Début avril, nous vous parlions des Châteaux de sable d’Olivier Jahan, film français intimiste sur le travail de deuil, dont le scénario a été coécrit par l’emblématique Diastème. Nous ne nous doutions alors pas que nous reparlerions quelques semaines après du travail de cet artiste touche-à-tout, sur fond de polémique dont on peine encore à comprendre pourquoi elle est née. Mais l’Utopia de Bordeaux ayant eu la bonne idée de programmer son nouveau projet, Un français, c’est avec curiosité que nous sommes allés découvrir le film moribond des salles obscures françaises de ce début d’été 2015.

Polémique ta mère

Il y a quelques semaines donc, nous entendions parler du nouveau bébé de Diastème. Un français raconte l’histoire de Marco, qui, sous la houlette de Braguette, le chef de sa bande de skinheads violents et racistes, tabasse des arabes, des noirs et des homos, et s’acoquine avec l’extrême-droite française.

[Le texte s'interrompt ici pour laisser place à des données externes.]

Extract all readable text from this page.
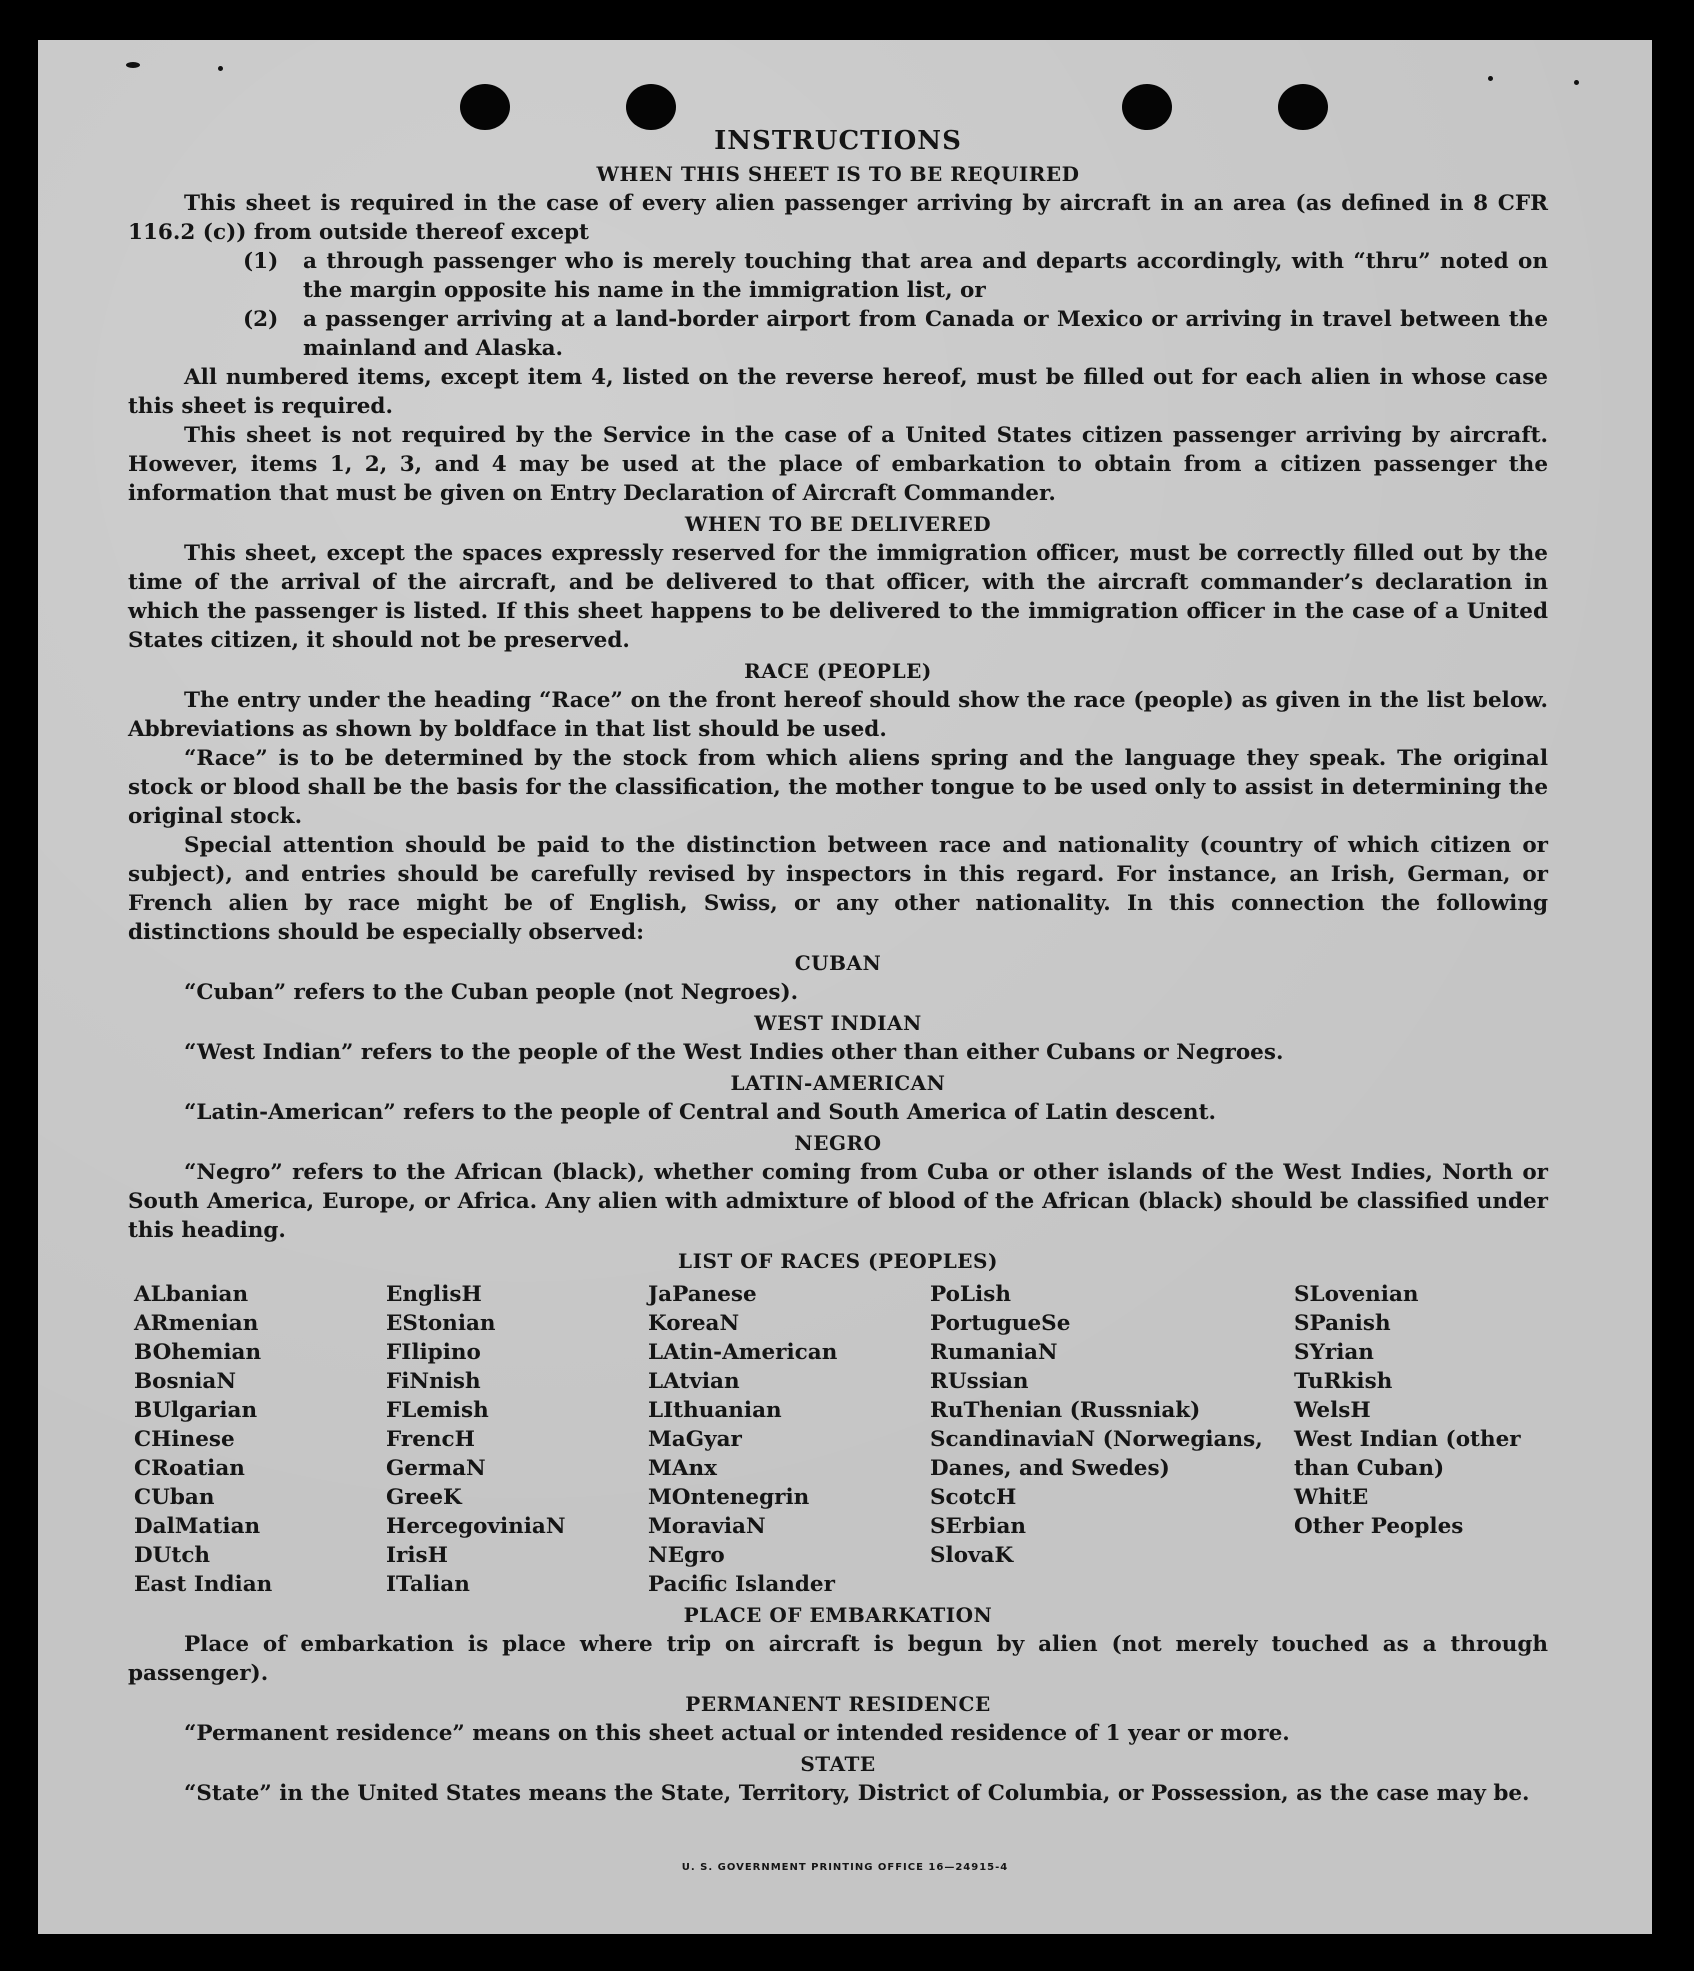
INSTRUCTIONS
WHEN THIS SHEET IS TO BE REQUIRED

This sheet is required in the case of every alien passenger arriving by aircraft in an area (as defined in 8 CFR 116.2 (c)) from outside thereof except

(1)	a through passenger who is merely touching that area and departs accordingly, with “thru” noted on the margin opposite his name in the immigration list, or
(2)	a passenger arriving at a land-border airport from Canada or Mexico or arriving in travel between the mainland and Alaska.

All numbered items, except item 4, listed on the reverse hereof, must be filled out for each alien in whose case this sheet is required.

This sheet is not required by the Service in the case of a United States citizen passenger arriving by aircraft. However, items 1, 2, 3, and 4 may be used at the place of embarkation to obtain from a citizen passenger the information that must be given on Entry Declaration of Aircraft Commander.

WHEN TO BE DELIVERED

This sheet, except the spaces expressly reserved for the immigration officer, must be correctly filled out by the time of the arrival of the aircraft, and be delivered to that officer, with the aircraft commander’s declaration in which the passenger is listed. If this sheet happens to be delivered to the immigration officer in the case of a United States citizen, it should not be preserved.

RACE (PEOPLE)

The entry under the heading “Race” on the front hereof should show the race (people) as given in the list below. Abbreviations as shown by boldface in that list should be used.

“Race” is to be determined by the stock from which aliens spring and the language they speak. The original stock or blood shall be the basis for the classification, the mother tongue to be used only to assist in determining the original stock.

Special attention should be paid to the distinction between race and nationality (country of which citizen or subject), and entries should be carefully revised by inspectors in this regard. For instance, an Irish, German, or French alien by race might be of English, Swiss, or any other nationality. In this connection the following distinctions should be especially observed:

CUBAN

“Cuban” refers to the Cuban people (not Negroes).

WEST INDIAN

“West Indian” refers to the people of the West Indies other than either Cubans or Negroes.

LATIN-AMERICAN

“Latin-American” refers to the people of Central and South America of Latin descent.

NEGRO

“Negro” refers to the African (black), whether coming from Cuba or other islands of the West Indies, North or South America, Europe, or Africa. Any alien with admixture of blood of the African (black) should be classified under this heading.

LIST OF RACES (PEOPLES)
ALbanian
ARmenian
BOhemian
BosniaN
BUlgarian
CHinese
CRoatian
CUban
DalMatian
DUtch
East Indian
EnglisH
EStonian
FIlipino
FiNnish
FLemish
FrencH
GermaN
GreeK
HercegoviniaN
IrisH
ITalian
JaPanese
KoreaN
LAtin-American
LAtvian
LIthuanian
MaGyar
MAnx
MOntenegrin
MoraviaN
NEgro
Pacific Islander
PoLish
PortugueSe
RumaniaN
RUssian
RuThenian (Russniak)
ScandinaviaN (Norwegians, Danes, and Swedes)
ScotcH
SErbian
SlovaK
SLovenian
SPanish
SYrian
TuRkish
WelsH
West Indian (other than Cuban)
WhitE
Other Peoples
PLACE OF EMBARKATION

Place of embarkation is place where trip on aircraft is begun by alien (not merely touched as a through passenger).

PERMANENT RESIDENCE

“Permanent residence” means on this sheet actual or intended residence of 1 year or more.

STATE

“State” in the United States means the State, Territory, District of Columbia, or Possession, as the case may be.

U. S. GOVERNMENT PRINTING OFFICE 16—24915-4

Intrigués par le thème du film et curieux de savoir ce qu’il en ressortirait, vu par les yeux de Diastème, nous attendions de connaitre la date d’une possible avant-première à Bordeaux pour pouvoir juger sur pièces. Mais, à notre grande stupeur, quelques jours avant la sortie officielle du film, le réalisateur annonce sur son blog que la majorité des avant-premières proposées aux salles ont été refusées – au final, seules huit seront organisées dans les salles françaises –, et que seule une petite cinquantaine de copies a été distribuée, contre une bonne centaine prévues au départ. Apparemment, les salles de cinéma se montreraient frileuses face à la thématique du film. Et Diastème, Alban Lenoir – l’acteur principal, j’y reviendrai – et la boîte de distribution du film, Mars Films, d’annoncer qu’ils ont reçu des menaces…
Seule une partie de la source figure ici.